Newbie with a question about testing a servo motor and a resolver. The motor is a DC, permanent magnet, has a tach and a resolver. I do not have the motor connected to the E-beam welder at this time. I have the two motor leads, two wires for the tach, and the 6 or so wires to the resolver. I tried taking my bench top power supply and put the +/- 12VDC across the two motor leads and it does nothing. This power supply will provide up to 3 Amps, which should be plenty for this test. This is an old motor that has been working inside a vacuum chamber of an E-beam welder since 1982 so all of the faceplate info was gone a long time ago and I don't know how to determine any of the information without it. All I know is that the resolver attaches to an Allen-Bradley 8000 CNC Control and the tach and motor leads are driven by another servo board. It uses +/- 12VDC for the armature voltage (I think is what it is called). Any help would be greatly appreciated. I do have a 2- Channel Storage Scope if needed to test the resolver. The main reason I want to test the resolver is a different problem with the same machine. What happens is this: the operator moves the work piece from one end of the weld, and then moves it to the other end of the weld. The computer calculates the lead-in and lead out, then the gun fires and the part moves. The problem is that X and Y do not appear to be staying in synch. At the end of the weld it appears as though the control realizes it is in the wrong place and then will rapid to where it was supposed to end. The weld itself is not a straight line. It arc's out and then back in, at the end, as mentioned before, it rapids to where it is supposed to be. I would like to use my scope and check the resolver but don't know how. I have googled it but I don't understand what I have read. I thought maybe someone here could explain it so I could understand as I am not the sharpest tool in the shed. Thank you.
The right way for your test could be using any digital servo controller with resolver feedback - for example from Elmo -

That can you possibility to test all components separately and even together.

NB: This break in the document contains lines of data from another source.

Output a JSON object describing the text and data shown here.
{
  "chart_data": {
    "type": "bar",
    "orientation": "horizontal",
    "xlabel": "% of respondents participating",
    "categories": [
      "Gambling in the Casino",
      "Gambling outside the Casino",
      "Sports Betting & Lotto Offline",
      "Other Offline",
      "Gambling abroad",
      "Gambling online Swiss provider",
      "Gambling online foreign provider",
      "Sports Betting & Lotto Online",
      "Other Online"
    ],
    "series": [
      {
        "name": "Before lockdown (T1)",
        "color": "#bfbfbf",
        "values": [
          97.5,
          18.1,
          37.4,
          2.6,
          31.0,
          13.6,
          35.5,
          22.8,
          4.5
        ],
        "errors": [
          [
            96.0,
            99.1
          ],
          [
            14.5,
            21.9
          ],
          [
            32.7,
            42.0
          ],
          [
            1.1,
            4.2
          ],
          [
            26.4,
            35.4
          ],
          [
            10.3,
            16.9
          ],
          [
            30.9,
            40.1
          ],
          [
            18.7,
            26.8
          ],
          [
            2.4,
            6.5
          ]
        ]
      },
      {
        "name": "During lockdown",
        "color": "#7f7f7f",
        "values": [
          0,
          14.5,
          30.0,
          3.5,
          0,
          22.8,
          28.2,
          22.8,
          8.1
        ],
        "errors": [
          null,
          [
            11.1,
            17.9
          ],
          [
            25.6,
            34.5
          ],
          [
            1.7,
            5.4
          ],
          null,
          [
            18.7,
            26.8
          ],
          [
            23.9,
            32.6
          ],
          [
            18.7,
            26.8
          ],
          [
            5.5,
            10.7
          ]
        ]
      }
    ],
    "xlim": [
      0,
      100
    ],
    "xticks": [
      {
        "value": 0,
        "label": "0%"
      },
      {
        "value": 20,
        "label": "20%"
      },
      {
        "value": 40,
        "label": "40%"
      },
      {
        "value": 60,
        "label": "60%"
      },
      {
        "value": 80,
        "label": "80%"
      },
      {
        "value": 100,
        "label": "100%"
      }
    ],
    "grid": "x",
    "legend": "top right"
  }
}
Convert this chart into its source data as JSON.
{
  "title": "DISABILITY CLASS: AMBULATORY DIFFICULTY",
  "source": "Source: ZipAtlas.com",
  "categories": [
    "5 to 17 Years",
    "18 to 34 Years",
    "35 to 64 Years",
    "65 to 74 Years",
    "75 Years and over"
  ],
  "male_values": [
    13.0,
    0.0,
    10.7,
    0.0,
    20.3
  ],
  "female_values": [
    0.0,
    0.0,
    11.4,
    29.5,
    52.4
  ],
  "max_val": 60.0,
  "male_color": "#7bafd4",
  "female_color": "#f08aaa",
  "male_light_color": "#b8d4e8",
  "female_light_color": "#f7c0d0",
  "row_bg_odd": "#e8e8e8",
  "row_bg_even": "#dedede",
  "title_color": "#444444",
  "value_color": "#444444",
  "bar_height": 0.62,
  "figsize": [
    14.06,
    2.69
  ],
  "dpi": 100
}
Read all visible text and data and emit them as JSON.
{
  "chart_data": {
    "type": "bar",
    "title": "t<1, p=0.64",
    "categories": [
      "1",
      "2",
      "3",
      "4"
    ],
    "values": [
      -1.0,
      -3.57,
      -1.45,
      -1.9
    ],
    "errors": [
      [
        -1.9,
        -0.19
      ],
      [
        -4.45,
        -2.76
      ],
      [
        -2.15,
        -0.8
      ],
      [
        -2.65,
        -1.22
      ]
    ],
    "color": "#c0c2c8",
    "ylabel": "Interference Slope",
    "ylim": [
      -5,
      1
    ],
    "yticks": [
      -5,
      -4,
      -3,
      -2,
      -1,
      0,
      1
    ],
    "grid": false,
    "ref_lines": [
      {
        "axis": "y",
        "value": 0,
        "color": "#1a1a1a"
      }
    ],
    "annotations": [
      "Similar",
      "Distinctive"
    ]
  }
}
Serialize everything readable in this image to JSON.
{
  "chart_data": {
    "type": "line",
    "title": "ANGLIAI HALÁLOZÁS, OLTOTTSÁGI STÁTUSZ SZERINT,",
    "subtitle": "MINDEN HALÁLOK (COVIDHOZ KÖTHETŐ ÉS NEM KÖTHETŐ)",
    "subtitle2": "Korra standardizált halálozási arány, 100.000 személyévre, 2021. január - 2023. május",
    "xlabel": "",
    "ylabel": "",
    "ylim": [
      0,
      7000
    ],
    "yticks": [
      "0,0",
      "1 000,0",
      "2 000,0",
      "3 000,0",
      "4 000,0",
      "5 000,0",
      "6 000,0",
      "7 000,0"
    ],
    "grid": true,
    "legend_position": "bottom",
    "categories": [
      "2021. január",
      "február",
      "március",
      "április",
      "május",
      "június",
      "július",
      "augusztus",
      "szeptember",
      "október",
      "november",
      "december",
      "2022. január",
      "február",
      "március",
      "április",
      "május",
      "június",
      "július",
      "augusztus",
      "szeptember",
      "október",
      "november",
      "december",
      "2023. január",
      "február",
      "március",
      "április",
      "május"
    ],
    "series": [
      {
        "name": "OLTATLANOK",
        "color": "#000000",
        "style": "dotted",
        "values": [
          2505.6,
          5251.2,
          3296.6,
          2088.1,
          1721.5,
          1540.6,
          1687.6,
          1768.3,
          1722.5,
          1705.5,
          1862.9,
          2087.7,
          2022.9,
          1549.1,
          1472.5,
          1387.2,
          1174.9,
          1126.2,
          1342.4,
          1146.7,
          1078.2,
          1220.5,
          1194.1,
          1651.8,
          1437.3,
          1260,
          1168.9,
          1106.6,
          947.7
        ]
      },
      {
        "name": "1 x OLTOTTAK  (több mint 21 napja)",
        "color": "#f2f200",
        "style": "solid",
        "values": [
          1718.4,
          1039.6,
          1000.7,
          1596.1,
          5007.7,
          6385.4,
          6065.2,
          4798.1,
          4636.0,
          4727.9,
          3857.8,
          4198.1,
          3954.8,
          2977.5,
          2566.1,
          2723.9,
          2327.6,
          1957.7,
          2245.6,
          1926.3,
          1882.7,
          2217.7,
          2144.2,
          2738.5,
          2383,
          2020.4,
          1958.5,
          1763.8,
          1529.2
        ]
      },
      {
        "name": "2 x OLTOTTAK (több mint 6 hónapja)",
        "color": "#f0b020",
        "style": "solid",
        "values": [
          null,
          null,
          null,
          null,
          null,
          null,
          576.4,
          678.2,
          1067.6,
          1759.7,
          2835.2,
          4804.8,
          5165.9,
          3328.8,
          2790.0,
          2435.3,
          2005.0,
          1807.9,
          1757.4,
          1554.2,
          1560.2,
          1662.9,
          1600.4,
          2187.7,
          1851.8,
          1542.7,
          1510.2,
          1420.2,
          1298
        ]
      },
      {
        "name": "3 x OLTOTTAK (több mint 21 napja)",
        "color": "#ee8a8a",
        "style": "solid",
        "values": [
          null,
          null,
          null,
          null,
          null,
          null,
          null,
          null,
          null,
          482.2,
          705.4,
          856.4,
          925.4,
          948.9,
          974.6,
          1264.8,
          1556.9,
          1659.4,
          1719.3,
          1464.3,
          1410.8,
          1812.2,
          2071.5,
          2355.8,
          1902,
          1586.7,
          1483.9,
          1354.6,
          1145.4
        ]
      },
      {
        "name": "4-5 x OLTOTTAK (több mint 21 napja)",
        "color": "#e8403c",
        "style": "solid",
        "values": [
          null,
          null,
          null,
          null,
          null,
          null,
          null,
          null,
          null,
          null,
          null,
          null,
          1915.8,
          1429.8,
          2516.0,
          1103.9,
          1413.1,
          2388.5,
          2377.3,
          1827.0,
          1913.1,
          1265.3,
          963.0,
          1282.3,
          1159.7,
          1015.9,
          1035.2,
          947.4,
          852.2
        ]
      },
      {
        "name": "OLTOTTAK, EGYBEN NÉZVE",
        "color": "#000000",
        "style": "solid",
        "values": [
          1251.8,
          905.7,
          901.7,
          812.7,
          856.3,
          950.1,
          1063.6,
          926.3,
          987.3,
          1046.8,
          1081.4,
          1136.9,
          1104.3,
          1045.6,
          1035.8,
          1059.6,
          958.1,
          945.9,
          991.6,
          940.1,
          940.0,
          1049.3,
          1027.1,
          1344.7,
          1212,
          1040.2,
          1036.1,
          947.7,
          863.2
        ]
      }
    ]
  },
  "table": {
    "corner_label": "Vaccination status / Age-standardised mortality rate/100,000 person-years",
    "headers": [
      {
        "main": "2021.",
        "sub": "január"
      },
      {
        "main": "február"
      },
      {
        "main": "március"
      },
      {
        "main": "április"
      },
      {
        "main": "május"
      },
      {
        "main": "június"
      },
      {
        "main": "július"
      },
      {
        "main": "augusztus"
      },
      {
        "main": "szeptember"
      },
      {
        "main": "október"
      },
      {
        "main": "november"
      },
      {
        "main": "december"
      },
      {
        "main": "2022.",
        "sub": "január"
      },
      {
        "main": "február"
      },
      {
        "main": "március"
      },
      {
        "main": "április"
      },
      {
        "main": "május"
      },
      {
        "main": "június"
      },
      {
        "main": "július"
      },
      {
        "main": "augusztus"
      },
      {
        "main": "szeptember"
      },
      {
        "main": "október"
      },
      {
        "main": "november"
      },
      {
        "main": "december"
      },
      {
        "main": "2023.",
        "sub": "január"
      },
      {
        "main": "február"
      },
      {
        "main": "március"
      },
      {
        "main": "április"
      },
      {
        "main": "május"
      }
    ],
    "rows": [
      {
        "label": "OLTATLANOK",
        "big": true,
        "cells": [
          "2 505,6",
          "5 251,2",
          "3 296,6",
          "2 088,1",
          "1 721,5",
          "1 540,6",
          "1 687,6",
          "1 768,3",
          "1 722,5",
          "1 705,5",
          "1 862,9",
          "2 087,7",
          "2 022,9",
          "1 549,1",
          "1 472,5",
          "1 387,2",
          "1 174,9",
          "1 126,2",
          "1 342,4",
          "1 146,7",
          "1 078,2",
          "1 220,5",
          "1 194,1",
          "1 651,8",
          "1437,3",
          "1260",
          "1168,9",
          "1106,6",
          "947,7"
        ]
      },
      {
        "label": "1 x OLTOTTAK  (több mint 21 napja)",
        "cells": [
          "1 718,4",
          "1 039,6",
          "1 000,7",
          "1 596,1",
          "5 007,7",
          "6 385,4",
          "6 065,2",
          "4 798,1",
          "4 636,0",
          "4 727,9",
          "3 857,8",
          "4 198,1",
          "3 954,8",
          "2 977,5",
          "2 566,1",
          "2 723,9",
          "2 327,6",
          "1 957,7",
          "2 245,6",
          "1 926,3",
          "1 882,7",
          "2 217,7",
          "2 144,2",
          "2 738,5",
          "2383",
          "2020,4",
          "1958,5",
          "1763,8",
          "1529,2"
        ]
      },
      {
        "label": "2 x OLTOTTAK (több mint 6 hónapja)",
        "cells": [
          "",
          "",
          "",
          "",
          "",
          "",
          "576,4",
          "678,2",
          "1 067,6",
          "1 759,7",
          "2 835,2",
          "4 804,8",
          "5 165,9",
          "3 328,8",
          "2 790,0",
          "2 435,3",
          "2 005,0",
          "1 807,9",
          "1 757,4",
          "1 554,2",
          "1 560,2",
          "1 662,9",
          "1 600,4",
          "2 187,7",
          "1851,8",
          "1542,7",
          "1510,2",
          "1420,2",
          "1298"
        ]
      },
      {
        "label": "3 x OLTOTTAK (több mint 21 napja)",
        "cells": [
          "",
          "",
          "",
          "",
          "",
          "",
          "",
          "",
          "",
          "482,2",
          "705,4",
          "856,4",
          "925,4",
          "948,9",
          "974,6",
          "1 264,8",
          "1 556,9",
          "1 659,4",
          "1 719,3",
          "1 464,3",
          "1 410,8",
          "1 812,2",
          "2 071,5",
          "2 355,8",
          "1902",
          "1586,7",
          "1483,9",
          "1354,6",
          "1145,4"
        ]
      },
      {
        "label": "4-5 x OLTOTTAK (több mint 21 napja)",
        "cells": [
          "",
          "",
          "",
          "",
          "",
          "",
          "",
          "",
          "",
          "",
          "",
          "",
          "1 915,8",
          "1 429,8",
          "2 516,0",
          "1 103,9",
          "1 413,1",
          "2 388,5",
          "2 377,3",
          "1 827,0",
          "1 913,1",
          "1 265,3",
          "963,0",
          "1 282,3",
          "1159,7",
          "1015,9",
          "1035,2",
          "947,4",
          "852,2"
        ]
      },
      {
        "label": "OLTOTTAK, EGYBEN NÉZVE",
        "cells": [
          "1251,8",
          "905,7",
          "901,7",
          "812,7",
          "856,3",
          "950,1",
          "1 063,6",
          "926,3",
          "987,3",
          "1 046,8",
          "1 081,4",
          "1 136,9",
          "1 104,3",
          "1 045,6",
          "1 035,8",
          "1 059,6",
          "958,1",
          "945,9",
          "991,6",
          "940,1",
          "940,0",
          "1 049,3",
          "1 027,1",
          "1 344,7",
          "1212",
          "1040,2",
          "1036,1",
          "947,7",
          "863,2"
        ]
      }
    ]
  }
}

But in any case +/-12VDC must move your motor in both directions as well. And for resolver's connection you must define one reference coil and two sin and cose ones with the same resistance. The reference signal may be sine with 1...3V amplitude and 2...5 kHz frequency. The sin and cose coils must produce the same frequency sin and cos signals with amplitudes depended from resolver (i.e. motor's) shaft position.